3. Napping prevents burnout. If your argument has always been, “I don’t have time for a nap,” then there’s good news. A nap has been proven to be the, one step backward to take two steps forward, that could be the highlight of your afternoon. Workers are more productive after napping, easily making up for the lost 20 minutes.
4. Naps increase creativity. If your job requires you to be mentally creative, then a nap is the perfect way to maintain creativity. You literally can, “sleep on it,” and arrive at an answer that has been keeping you stuck. Try this and you’ll be surprised at how frequently it works.
5. A nap can improve health and can assist in losing weight. Napping decreases the stress hormone, cortisol, which has been associated with stress, the accumulation of body fat, and weight gain. Cortisol has also been linked to anxiety, overwhelm, stress, and depression. A daily snooze goes a long way towards depleting excess accumulation of this hormone.
Here’s some tips on how to nap more effectively:
1. Keep it brief. Setting an alarm for 30 minutes or less is a safe solution for those of you find yourself groggy after napping. When in doubt, brief is better.

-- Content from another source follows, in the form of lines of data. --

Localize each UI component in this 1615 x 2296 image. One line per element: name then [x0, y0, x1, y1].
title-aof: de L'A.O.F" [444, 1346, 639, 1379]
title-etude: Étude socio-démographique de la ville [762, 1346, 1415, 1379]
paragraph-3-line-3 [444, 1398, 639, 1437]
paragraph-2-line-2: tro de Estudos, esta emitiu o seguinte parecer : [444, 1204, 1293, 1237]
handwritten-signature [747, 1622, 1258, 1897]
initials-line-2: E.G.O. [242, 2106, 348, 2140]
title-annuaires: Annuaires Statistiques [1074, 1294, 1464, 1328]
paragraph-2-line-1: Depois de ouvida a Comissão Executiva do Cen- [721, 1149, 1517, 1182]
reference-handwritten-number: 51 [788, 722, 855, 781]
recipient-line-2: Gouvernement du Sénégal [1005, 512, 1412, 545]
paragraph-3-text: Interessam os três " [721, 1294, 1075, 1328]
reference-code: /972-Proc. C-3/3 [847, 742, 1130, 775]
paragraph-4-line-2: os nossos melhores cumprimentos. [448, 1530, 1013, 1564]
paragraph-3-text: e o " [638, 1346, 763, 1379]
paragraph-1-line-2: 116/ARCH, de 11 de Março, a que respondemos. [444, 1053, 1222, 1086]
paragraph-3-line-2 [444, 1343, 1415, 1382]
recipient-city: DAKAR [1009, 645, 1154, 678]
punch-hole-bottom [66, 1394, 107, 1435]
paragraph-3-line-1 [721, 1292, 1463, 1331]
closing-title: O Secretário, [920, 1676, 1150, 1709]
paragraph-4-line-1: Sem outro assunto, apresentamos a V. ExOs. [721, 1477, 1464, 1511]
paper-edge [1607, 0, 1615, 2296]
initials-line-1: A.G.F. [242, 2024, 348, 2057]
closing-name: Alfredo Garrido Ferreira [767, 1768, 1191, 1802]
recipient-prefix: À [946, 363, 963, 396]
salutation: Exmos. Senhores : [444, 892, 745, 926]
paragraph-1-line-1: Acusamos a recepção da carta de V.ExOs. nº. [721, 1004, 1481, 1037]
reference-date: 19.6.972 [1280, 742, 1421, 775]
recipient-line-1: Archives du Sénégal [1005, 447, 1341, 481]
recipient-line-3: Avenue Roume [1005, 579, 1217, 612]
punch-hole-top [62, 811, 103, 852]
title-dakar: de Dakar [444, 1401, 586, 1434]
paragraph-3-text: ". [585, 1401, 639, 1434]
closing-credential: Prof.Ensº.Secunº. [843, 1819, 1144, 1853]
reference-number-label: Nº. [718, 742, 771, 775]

2. Be consistent in your efforts. Pick a time somewhere between 2 and 3 PM and make it a habit.
3. Stay warm. Napping tends to decrease body temperature. Waking up cold is not the best idea.
4. If possible, close the shades and keep the room as dark as possible. Darkness can allow you to slip into sleep a little more quickly. Remember, you have approximately 20 minutes for this.
5. Experiment to find what works for you. If you wake up groggy, or you need a superior energy boost from a nap for some particular reason, try a “coffee boost” nap. Consuming a small, 8 ounce cup of coffee before can supercharge a nap. The caffeine will begin to kick in 20 to 30 minutes after being consumed, coincidentally the time when you will be rising from your nap. The benefits of both nap and caffeine will be magnified. While not for everyone, this might work well for you.
Dr. Mednick has created an instrument called The Take a Nap Nap Wheel which calculates the best time for you to nap based on your specific sleep needs. A link is provided here:
So, I think we’ve answered the question of whether or not to nap. Research shows it’s good for you and makes you more productive. Follow these suggestions, take that one step backward to take two steps forward, and improve your life.